A boxplot is a graphical representation that displays the distribution of a dataset and provides a visual summary of its key statistical measures. Box plot is used for detecting outliers. Boxplots allow for a quick visual inspection of the spread of the data.
# Creating a jitter plot for Land values
ggplot(property_df_cleaned, aes(x = heat_type, y = land_value)) +
geom_jitter(width = 0.2, height = 0, color = "blue", alpha = 0.7, size= 0.25) +
labs(title = "Jitter Plot for Land Values by Heat Type",
x = "Heat Type",
y = "Land Value") +
theme_minimal()+
theme(axis.text.x = element_text(angle = 30, hjust = 1))+
scale_y_continuous(
breaks = seq(0,500000, by=50000),
limits = c(0,600000))
# Changing axis labels to non-scientific notation
options(scipen = 999)
The chart visualizes the distribution of land_value across different heat_type categories using jittered points.The land_value is represented by the y-axis, while the heat_type is represented by the x-axis. We don’t have adequate information about the sort of heat used. Among the available data, “hot water steam” is the most frequently used heat type followed by “forced hot air,” the next most used heat type.
par(mfrow = c(1, 2))
# Scatterplot 1: land_value vs. land_sf
plot(property_extract$land_value, property_extract$land_sf,
main = "Scatterplot: bed_rms vs. full_bth",
xlab = "Land Value", ylab = "Land Area", col = "blue", cex= 0.25)

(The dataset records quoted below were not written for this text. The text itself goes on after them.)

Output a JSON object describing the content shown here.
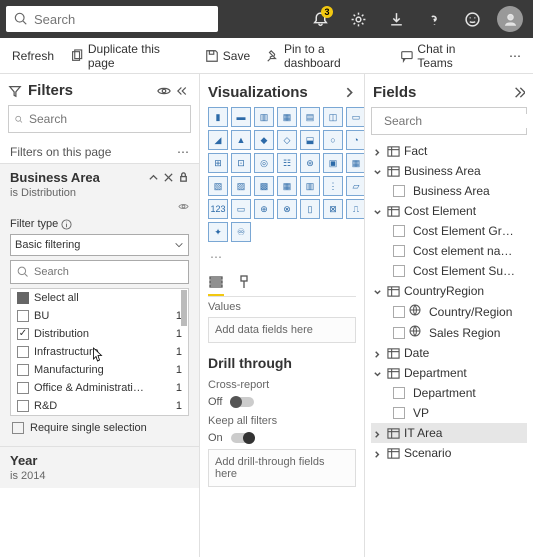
{
  "topbar": {
    "search_placeholder": "Search",
    "notification_count": "3"
  },
  "toolbar": {
    "refresh": "Refresh",
    "duplicate": "Duplicate this page",
    "save": "Save",
    "pin": "Pin to a dashboard",
    "chat": "Chat in Teams"
  },
  "filters": {
    "title": "Filters",
    "search_placeholder": "Search",
    "page_label": "Filters on this page",
    "card": {
      "name": "Business Area",
      "sub": "is Distribution",
      "filter_type_label": "Filter type",
      "filter_type_value": "Basic filtering",
      "inner_search_placeholder": "Search",
      "options": [
        {
          "label": "Select all",
          "count": "",
          "state": "filled"
        },
        {
          "label": "BU",
          "count": "1",
          "state": ""
        },
        {
          "label": "Distribution",
          "count": "1",
          "state": "checked"
        },
        {
          "label": "Infrastructure",
          "count": "1",
          "state": ""
        },
        {
          "label": "Manufacturing",
          "count": "1",
          "state": ""
        },
        {
          "label": "Office & Administrati…",
          "count": "1",
          "state": ""
        },
        {
          "label": "R&D",
          "count": "1",
          "state": ""
        }
      ],
      "require_single": "Require single selection"
    },
    "year_card": {
      "name": "Year",
      "sub": "is 2014"
    }
  },
  "viz": {
    "title": "Visualizations",
    "values_label": "Values",
    "values_drop": "Add data fields here",
    "drill_title": "Drill through",
    "cross_label": "Cross-report",
    "off_label": "Off",
    "keep_label": "Keep all filters",
    "on_label": "On",
    "drill_drop": "Add drill-through fields here"
  },
  "fields": {
    "title": "Fields",
    "search_placeholder": "Search",
    "tables": [
      {
        "name": "Fact",
        "expanded": false,
        "children": []
      },
      {
        "name": "Business Area",
        "expanded": true,
        "children": [
          {
            "name": "Business Area",
            "kind": "field"
          }
        ]
      },
      {
        "name": "Cost Element",
        "expanded": true,
        "children": [
          {
            "name": "Cost Element Gr…",
            "kind": "field"
          },
          {
            "name": "Cost element na…",
            "kind": "field"
          },
          {
            "name": "Cost Element Su…",
            "kind": "field"
          }
        ]
      },
      {
        "name": "CountryRegion",
        "expanded": true,
        "children": [
          {
            "name": "Country/Region",
            "kind": "geo"
          },
          {
            "name": "Sales Region",
            "kind": "geo"
          }
        ]
      },
      {
        "name": "Date",
        "expanded": false,
        "children": []
      },
      {
        "name": "Department",
        "expanded": true,
        "children": [
          {
            "name": "Department",
            "kind": "field"
          },
          {
            "name": "VP",
            "kind": "field"
          }
        ]
      },
      {
        "name": "IT Area",
        "expanded": false,
        "children": [],
        "selected": true
      },
      {
        "name": "Scenario",
        "expanded": false,
        "children": []
      }
    ]
  }
}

# Scatterplot 2: yr_built vs. yr_remodel
plot(property_extract$yr_built, property_extract$yr_remodel,
main = "Scatterplot: yr_built vs. yr_remodel ",
xlab = "yr_built", ylab = "yr_remodel", col = "red", cex= 0.25)

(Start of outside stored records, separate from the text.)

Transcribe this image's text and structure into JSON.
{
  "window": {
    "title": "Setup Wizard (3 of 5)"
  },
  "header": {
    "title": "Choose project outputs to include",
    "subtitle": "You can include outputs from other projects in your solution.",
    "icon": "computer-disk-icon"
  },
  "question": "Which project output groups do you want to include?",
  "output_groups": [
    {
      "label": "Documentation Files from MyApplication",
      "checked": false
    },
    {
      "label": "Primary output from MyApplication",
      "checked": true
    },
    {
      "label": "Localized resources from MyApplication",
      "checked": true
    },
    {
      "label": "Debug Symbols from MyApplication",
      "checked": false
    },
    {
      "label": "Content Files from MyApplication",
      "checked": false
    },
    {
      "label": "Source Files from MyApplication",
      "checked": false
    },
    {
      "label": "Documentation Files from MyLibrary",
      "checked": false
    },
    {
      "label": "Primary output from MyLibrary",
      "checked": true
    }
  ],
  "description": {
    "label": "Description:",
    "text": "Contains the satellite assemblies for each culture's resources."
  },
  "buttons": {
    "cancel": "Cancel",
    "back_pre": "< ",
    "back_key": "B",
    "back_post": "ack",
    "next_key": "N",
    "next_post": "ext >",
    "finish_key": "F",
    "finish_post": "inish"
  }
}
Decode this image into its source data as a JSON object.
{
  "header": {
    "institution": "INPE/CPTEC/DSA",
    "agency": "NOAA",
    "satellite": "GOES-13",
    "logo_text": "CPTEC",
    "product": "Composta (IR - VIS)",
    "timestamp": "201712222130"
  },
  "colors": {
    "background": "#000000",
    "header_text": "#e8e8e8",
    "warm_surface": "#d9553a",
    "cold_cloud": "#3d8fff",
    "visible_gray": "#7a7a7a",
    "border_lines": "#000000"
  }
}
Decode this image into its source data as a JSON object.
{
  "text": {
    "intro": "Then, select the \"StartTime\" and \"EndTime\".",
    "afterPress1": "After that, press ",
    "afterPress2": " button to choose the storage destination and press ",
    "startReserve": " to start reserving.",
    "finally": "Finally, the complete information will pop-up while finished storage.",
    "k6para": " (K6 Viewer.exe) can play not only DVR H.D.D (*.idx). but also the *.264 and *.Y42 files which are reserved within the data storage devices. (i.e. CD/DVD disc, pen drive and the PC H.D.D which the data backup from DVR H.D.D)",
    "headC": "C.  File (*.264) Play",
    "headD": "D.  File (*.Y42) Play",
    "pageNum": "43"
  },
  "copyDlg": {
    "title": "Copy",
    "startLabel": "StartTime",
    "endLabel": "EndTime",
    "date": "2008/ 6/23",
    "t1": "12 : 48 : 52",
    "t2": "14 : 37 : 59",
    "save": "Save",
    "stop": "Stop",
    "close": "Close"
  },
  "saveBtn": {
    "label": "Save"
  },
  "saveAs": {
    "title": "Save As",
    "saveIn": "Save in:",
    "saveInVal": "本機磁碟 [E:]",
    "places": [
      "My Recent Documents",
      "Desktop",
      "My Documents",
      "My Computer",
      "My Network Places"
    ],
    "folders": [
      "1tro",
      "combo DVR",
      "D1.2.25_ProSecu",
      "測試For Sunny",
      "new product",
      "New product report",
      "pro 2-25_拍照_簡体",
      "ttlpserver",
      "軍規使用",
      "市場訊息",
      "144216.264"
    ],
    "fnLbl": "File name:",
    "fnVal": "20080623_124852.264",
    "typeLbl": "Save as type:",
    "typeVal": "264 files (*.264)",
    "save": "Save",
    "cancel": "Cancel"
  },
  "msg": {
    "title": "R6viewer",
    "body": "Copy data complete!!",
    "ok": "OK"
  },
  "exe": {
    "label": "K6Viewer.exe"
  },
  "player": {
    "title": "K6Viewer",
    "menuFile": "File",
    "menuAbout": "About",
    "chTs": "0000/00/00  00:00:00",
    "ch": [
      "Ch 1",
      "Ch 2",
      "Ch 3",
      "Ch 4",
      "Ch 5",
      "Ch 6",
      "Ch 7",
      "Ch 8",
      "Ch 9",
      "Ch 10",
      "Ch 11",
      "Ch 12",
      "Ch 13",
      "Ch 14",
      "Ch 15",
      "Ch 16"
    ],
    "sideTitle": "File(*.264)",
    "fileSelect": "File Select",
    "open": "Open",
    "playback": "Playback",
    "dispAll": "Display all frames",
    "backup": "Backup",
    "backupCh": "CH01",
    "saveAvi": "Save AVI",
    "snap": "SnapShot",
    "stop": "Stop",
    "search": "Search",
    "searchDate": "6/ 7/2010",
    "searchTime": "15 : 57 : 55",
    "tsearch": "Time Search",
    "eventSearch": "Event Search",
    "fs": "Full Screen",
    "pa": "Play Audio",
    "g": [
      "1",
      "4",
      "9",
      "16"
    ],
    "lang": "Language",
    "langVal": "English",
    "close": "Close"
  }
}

# Reset the layout to default (1x1)
par(mfrow = c(1, 1))
Dispplayed two scatterplot side by side using par(). * First, the left scatterplot displays the relationship between land_value and land_sf. The plot illustrates the distribution of land values concerning land area. * The right scatterplot compares yr_built and yr_remodel,providing insight into the relationship between the year a property was built and the year it was remodeled.
# Create a basic plot
boxplot(bldg_value ~ prop_view,
data = property_extract,
main = "Box Plot for Property View",
col = "lightblue",
border = "blue",
cex= 0.5,
notch = FALSE,
notchwidth = 0.25,
xlab = "prop_view",
ylab = "bldg_value",
las= 2
)
The box plot above illustrates the distribution of building values (bldg_value) across different property views (prop_view). The horizontal line inside each box represents the median building value for the corresponding property view category. The boxes indicate the interquartile range (IQR), representing the middle 50% of the data.

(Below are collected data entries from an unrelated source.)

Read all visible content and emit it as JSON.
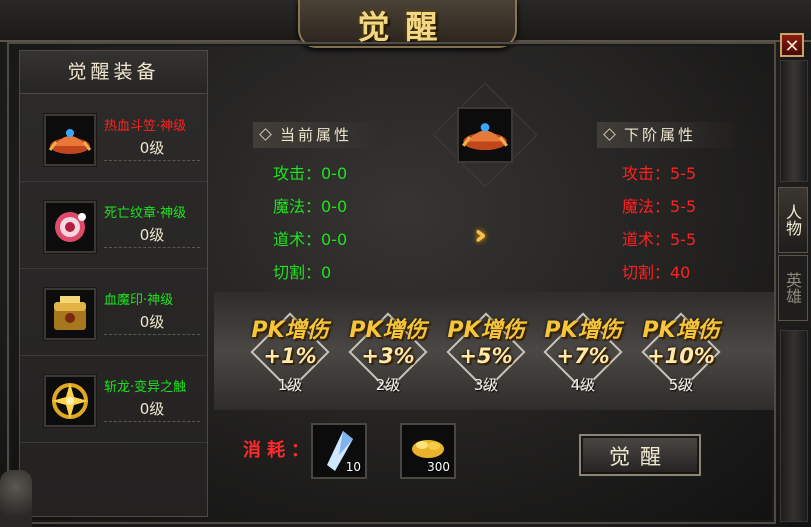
{
  "window": {
    "title": "觉醒",
    "close_label": "✕"
  },
  "left_panel": {
    "title": "觉醒装备",
    "items": [
      {
        "name": "热血斗笠·神级",
        "level": "0级",
        "name_color": "red",
        "icon": "helmet-icon"
      },
      {
        "name": "死亡纹章·神级",
        "level": "0级",
        "name_color": "green",
        "icon": "emblem-icon"
      },
      {
        "name": "血魔印·神级",
        "level": "0级",
        "name_color": "green",
        "icon": "seal-chest-icon"
      },
      {
        "name": "斩龙·变异之触",
        "level": "0级",
        "name_color": "green",
        "icon": "star-medal-icon"
      }
    ]
  },
  "tabs": [
    {
      "label": "人物",
      "active": true
    },
    {
      "label": "英雄",
      "active": false
    }
  ],
  "current_attrs": {
    "header": "当前属性",
    "rows": [
      "攻击：0-0",
      "魔法：0-0",
      "道术：0-0",
      "切割：0"
    ]
  },
  "next_attrs": {
    "header": "下阶属性",
    "rows": [
      "攻击：5-5",
      "魔法：5-5",
      "道术：5-5",
      "切割：40"
    ]
  },
  "pk_levels": [
    {
      "title": "PK增伤",
      "bonus": "+1%",
      "level": "1级"
    },
    {
      "title": "PK增伤",
      "bonus": "+3%",
      "level": "2级"
    },
    {
      "title": "PK增伤",
      "bonus": "+5%",
      "level": "3级"
    },
    {
      "title": "PK增伤",
      "bonus": "+7%",
      "level": "4级"
    },
    {
      "title": "PK增伤",
      "bonus": "+10%",
      "level": "5级"
    }
  ],
  "cost": {
    "label": "消耗：",
    "items": [
      {
        "icon": "crystal-shard-icon",
        "qty": "10"
      },
      {
        "icon": "gold-ingot-icon",
        "qty": "300"
      }
    ]
  },
  "awaken_button": "觉醒",
  "colors": {
    "accent_gold": "#f5c53a",
    "current_green": "#1ee31e",
    "next_red": "#ff2020"
  }
}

ggplot(property_extract, aes(x = total_value , y = gross_tax)) +
geom_point(size=0.0025) +
labs(title = "Relationship between Land Area in sq_feet and Land Value",
x= "Land Area in sq",
y= "Land Value in $")
The scatter plot above visualizes the relationship between land area (in square feet) and land value (in dollars). The scatter plot shows an upward/positive trend between land area and land value. Positive trends indicates that the land value increases with an increase in land area. Land value and land area are directly proportional for this dataset.
V5<- data.frame(property_extract%>%
group_by(city)%>%
summarise(total =n()))
V5$city <- ifelse(V5$city == "",NA, V5$city)
V5<- na.omit(V5)
V5_plot <- ggplot(V5, aes(x = total, y= reorder (city,total), fill= city)) +
geom_bar(stat="identity") +
labs(title = "Total parcels in each city", x = "Total", y = "City")
ggplotly(V5_plot) %>% layout(showlegend = FALSE)
The above graph depicts the total number of parcels in each city. The above graph is plotted using ggplot. According to the chart above, Boston has the highest number of parcels that is 47,104 and Newton has the lowest number of parcels which equals to 1. There are a total of 19 cities in the dataset.